A tight focus during Covid has stemmed losses
This tight focus during Covid has been absolute. The airport’s leadership (it has been run by the Walters family for many years), know their customers well, and were agile in tailoring procedures quickly to suit operations during the pandemic, such as an on-site Covid test facility for passengers and aircrew. Incidentally, Biggin Hill considers their customers as passengers, charter brokers, operators and in particular aircraft crews, with a strong offering to all.

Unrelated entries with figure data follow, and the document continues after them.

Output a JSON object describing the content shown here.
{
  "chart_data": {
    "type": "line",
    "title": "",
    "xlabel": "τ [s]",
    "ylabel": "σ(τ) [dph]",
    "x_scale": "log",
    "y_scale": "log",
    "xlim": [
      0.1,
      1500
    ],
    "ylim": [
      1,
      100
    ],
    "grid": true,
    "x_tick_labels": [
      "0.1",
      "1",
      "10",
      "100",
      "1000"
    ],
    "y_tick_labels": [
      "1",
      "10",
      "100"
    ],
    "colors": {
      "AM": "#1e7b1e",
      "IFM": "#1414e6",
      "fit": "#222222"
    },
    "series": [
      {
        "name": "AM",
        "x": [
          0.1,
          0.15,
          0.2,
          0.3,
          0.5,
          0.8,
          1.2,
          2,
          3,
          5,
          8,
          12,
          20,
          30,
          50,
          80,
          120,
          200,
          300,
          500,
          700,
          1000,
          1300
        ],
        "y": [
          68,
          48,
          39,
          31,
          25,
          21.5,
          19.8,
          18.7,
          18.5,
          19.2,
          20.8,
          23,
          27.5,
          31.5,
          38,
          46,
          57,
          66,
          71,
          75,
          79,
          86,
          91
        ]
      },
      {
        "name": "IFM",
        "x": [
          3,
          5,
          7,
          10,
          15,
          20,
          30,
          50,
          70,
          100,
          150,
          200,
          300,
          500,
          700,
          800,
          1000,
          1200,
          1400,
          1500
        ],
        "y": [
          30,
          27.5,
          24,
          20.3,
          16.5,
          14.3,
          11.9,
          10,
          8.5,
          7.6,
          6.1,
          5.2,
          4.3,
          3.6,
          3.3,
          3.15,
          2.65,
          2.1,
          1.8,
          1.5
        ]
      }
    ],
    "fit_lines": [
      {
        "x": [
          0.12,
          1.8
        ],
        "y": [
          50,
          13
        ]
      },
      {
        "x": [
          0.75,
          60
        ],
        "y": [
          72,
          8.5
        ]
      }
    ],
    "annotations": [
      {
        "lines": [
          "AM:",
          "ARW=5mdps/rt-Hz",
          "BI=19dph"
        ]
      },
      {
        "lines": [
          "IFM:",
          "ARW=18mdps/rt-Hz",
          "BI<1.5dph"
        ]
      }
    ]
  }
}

Perhaps unsurprisingly with the Walters family long at the helm, Biggin Hill has a tight knit team and many of its staff include different generations of the same family. So when the virus hit, they acted quickly to protect the business as far as they possibly could, and avoid job losses. In addition to crew testing, they have also offered very competitive training packages, helping operators to keep crews current in the quieter period.
London Luton has historically proved successful due to its 24-hour operations; a long runway with an ILS (Instrument Landing System) at both ends; and on-site immigration and maintenance facilities. But the gap is now narrowing.
Biggin Hill has focussed on improving its facilities and offering in recent years, including increasing its opening hours (whereas Luton’s have reduced due to a ban on summer night flights); and building a second ILS at the other end of its runway. It has also attracted investment from Bombardier, which is building a world class maintenance facility there, while Gulfstream has withdrawn its facility from Luton.
One of Biggin Hill’s perceived weaknesses is its distance and driving time from Central London (which it has successfully mitigated with a fast and efficient helicopter transfer option to Battersea). But this has proved to be an asset in the pandemic. Those flying have been doing so largely from home, not from the office. And driving times on quiet roads have been much faster. So for the many private jet clients with homes south of London, it has been an attractive choice.
It has carved out a valuable niche too, by developing its pet handling facilities and becoming the preferred airport for private jet travellers flying with their pets.
Pressing ahead with expansion plans
With the pandemic thankfully now in retreat in the UK, the airport is pressing ahead with the next stage of its developments. These include a 54-room four-star hotel, new terminal building and air traffic control tower.
The Bombardier facility will also continue to be developed with the aim of being able to accommodate up to 14 large cabin jets, such as the Global 7500, at any one time.
While its location and longer driving time to Central London will always be a consideration for some, the future is looking bright for Biggin Hill.